Sin duda alguna, conceptualizar la economía desde la arbitrariedad del unipartidismo es apoderarse nuevamente del sueño social, trocado esta vez en ilusión postotalitaria. Hasta ahora el pueblo ―empleando la jerga populista― vivía confiando en la premisa comunista de que la economía capitalista siempre domina la política, o sea la ideología en tanto que soporte del sistema. Pueblo que a partir de ahora, tendrá que estar enteramente convencido de que el control total de la economía capitalista por la ideología comunista, es la oportunidad ideal para trazar el futuro por venir: fijado en el año 2030.
Dicho convencimiento guarda estrecha relación con las representaciones del miedo al enemigo; pero no el miedo a enfrentarlo y aniquilarlo, sino el pavor a identificarse con él: a querer ser él. Hoy por hoy, la Revolución y por consiguiente el Partido y sus dirigentes, el Estado y sus funcionarios, y el departamento de conceptualización y sus tecnócratas, siguen temiéndole a todo lo que huele a autonomía. Ya he dicho que imaginar e infundir el miedo al libre pensamiento se convirtió precozmente en una razón de Estado. Es por eso que el miedo, esa alteración afectiva cuyos sentimientos de inquietud y tensión consecuentes suelen administrar no solo deseos de evitación sino también los de sumisión, es la figura imaginaria indicada para convertir la economía capitalista o liberal en otra razón de Estado. Las representaciones del miedo al capitalismo, cuyo extenso repertorio de creaciones expiatorias va desde culpar al bloqueo estadounidense y al abandono soviético en 1991 por las crisis económicas cubanas, hasta condenar de contrarrevolucionario a quien decide tirarse al mar en balsa para emigrar o quedarse en la isla y disentir, dejan de ser exclusivamente un paquete de emociones y sensaciones asentadas en la sociedad cubana, a raíz del cual resignarse y normalizar como confort el vivir en la precariedad. Así pues, tales representaciones, pasan a ser atributos de la carnavalización de lo político en el sentido bajtiniano, donde lo bucal y lo anal se tocan definitivamente.

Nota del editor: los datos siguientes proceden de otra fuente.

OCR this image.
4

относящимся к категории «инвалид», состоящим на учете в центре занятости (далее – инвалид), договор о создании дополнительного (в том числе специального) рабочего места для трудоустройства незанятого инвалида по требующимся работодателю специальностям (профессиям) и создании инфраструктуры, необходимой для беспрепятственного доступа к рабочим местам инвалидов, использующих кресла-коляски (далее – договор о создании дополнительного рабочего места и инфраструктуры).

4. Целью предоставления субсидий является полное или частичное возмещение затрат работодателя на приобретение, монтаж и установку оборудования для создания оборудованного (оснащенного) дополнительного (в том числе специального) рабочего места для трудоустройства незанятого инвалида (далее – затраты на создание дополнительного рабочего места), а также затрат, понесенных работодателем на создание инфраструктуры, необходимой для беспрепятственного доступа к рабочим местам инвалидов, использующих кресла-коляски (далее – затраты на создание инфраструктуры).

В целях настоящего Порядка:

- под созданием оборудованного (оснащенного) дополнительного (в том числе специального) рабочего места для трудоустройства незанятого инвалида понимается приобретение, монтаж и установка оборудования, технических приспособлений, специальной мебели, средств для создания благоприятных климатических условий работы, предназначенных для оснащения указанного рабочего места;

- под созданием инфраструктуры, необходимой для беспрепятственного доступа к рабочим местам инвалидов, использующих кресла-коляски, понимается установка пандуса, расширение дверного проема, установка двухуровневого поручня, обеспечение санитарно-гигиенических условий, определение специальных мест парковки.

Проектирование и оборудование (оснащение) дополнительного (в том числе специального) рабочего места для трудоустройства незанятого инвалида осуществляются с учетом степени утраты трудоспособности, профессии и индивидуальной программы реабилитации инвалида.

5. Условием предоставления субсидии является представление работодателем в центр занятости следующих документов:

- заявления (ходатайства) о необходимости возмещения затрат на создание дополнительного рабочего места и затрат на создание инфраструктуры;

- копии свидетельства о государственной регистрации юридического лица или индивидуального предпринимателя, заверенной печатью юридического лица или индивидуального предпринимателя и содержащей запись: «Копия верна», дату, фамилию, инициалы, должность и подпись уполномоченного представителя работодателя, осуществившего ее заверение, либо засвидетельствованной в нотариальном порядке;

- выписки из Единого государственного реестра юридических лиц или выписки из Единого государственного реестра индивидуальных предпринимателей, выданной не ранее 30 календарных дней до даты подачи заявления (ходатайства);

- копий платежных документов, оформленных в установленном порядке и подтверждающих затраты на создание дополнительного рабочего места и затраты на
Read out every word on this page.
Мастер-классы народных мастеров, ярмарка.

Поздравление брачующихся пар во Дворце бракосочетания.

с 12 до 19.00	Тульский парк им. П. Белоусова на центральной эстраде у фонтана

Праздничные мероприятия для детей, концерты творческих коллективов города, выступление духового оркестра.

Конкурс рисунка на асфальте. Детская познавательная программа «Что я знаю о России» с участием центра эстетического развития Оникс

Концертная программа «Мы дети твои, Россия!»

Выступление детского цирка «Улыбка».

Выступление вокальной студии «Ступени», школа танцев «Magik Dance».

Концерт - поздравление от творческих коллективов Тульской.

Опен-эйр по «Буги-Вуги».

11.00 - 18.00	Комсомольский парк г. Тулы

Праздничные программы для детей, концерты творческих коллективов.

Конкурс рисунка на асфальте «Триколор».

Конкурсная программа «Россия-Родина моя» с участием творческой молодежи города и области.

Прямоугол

Domina en el carnaval la inversión total del orden; aun sucediendo durante una temporalidad determinada, en el carnaval todo es producto de una franca identidad con lo inverso. Temporalidad que no solo descoyunta los cuerpos gracias al desenfreno factual, gestual y verbal, sino también las mentes y sus imágenes. Son estas las que sobrepasan los límites de la temporalidad carnavalesca después de volver a la normalidad; son ellas las que posibilitan el rito por excelencia del carnaval: la expulsión de las cosas malas.
Voy a precisar como temporalidad de carnavalización de lo político, el revival cubano vivido a partir de diciembre de 2014 con el comienzo del diálogo entre Cuba y Estados Unidos, cuyo ocaso comenzó en el verano de 2017 con el endurecimiento de la política hacia Cuba por parte de Donald Trump, la congelación de licencias para la apertura de nuevos negocios privados por parte del gobierno cubano y la desactivación de los servicios de la Embajada de Estados Unidos producto de las agresiones sónicas a sus funcionarios. A esto se suma la poca confianza internacional y el escepticismo nacional respecto al papel pluralizador del “nuevo gobierno”, que aunque no luce ropa verde olivo ni lleva el apellido Castro, no deja de estar minado de nepotismo y supervisión militar.
No pasemos por alto que para las multitudes, especialmente las formadas en sistemas politizados y colectivizados en extremo, la vacatura del poder es algo insoportable.
Se trata, en este momento, de la expulsión de una vez por todas de la afuncionalidad económica. Algo a lograr, si, y solo si, se rompe el tabú político de la economía capitalista: una tarea a resolver por la inversión imaginaria, donde dicha economía deja de ser maldita para mostrarse bendita. Con esta nueva imagen, lo cubano revolucionario ya no debe su existencia a enfrentar el mal tajantemente, ni siquiera a desactivar su renacimiento y menos aún a resistirse a sus seducciones; antes bien, debe su salvación a esta sentencia: todo signo que caracteriza al mal forma parte a su vez del costillar del bien. En esto radica la idolatría imaginaria; por eso Cuba y Estados Unidos se muestran iconófilos entre sí.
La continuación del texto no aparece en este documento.